And this argument would apply to 'what is a photograph?' thread.
The Museum of Modern Art, MoMA Highlights, New York: The Museum of Modern Art, revised 2004, originally published 1999, p. 274
"No work of art was ever made without a process," Close has said, and Robert/104,072 was made by a painstaking process indeed: it is composed of tiny black dots, each set inside a single square of a 104,072-square grid. The sense of shape and texture—of the distinction between metal and skin, between knitted sweater and bushy mustache—depends on the density of the paint, which Close applied with a spray gun, revisiting each square an average of ten times. Not surprisingly, the work took fourteen months to make.

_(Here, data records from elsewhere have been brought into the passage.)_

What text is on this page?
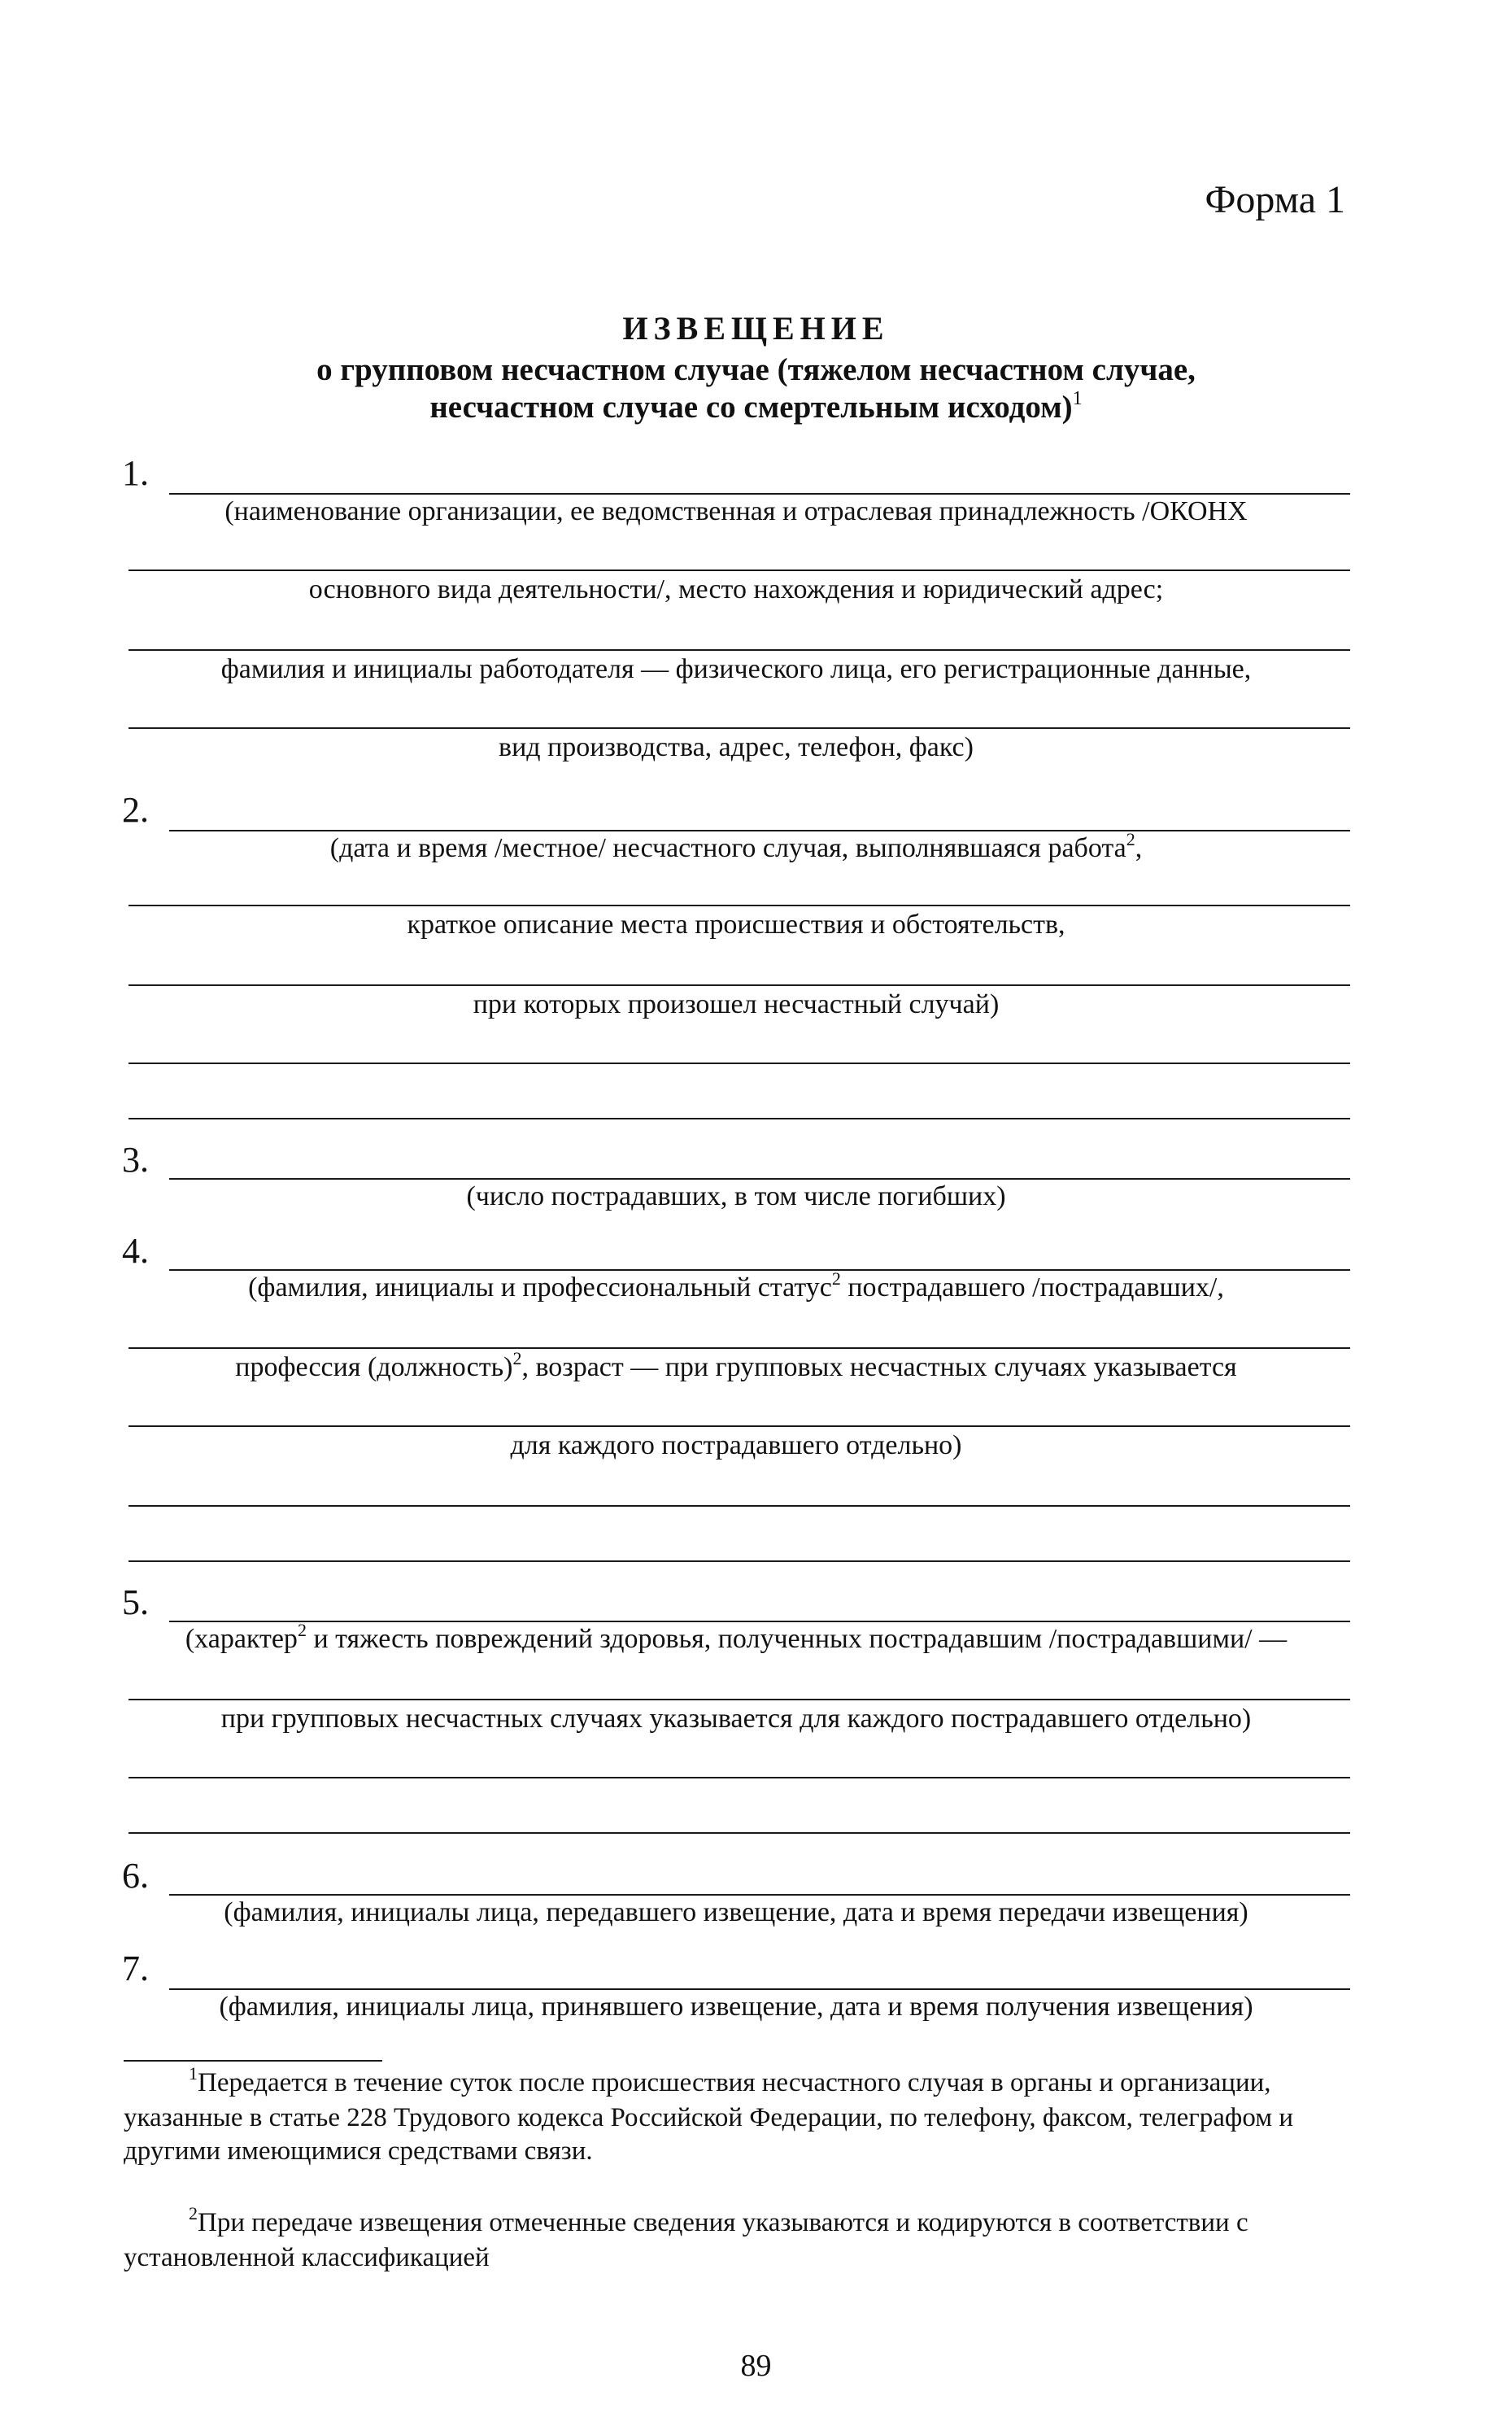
Форма 1
ИЗВЕЩЕНИЕ
о групповом несчастном случае (тяжелом несчастном случае,
несчастном случае со смертельным исходом)$^1$
1.
(наименование организации, ее ведомственная и отраслевая принадлежность /ОКОНХ
основного вида деятельности/, место нахождения и юридический адрес;
фамилия и инициалы работодателя — физического лица, его регистрационные данные,
вид производства, адрес, телефон, факс)
2.
(дата и время /местное/ несчастного случая, выполнявшаяся работа$^2$,
краткое описание места происшествия и обстоятельств,
при которых произошел несчастный случай)
3.
(число пострадавших, в том числе погибших)
4.
(фамилия, инициалы и профессиональный статус$^2$ пострадавшего /пострадавших/,
профессия (должность)$^2$, возраст — при групповых несчастных случаях указывается
для каждого пострадавшего отдельно)
5.
(характер$^2$ и тяжесть повреждений здоровья, полученных пострадавшим /пострадавшими/ —
при групповых несчастных случаях указывается для каждого пострадавшего отдельно)
6.
(фамилия, инициалы лица, передавшего извещение, дата и время передачи извещения)
7.
(фамилия, инициалы лица, принявшего извещение, дата и время получения извещения)
$^1$Передается в течение суток после происшествия несчастного случая в органы и организации, указанные в статье 228 Трудового кодекса Российской Федерации, по телефону, факсом, телеграфом и другими имеющимися средствами связи.
$^2$При передаче извещения отмеченные сведения указываются и кодируются в соответствии с установленной классификацией
89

When Close began to paint portraits, in 1967-68, figurative painting was widely considered exhausted. The figures in Pop art were coolly ironic; and other artists were painting abstractions, or were abandoning painting altogether for more conceptual systems of art-making. Close preferred to apply a conceptual system to a traditional mode of painting. The aggressive scale makes the system clear—close up, the gridded dots in Robert/104,072 are quite apparent—and the black-and-white palette reflects the image's source in a photograph.
Robert/104,072 announces itself as less illusion than code. For Close, a picture like this one is not "a painting of a person as much as it is the distribution of paint on a flat surface. . . . You really have to understand the artificiality of what you are doing to make the reality."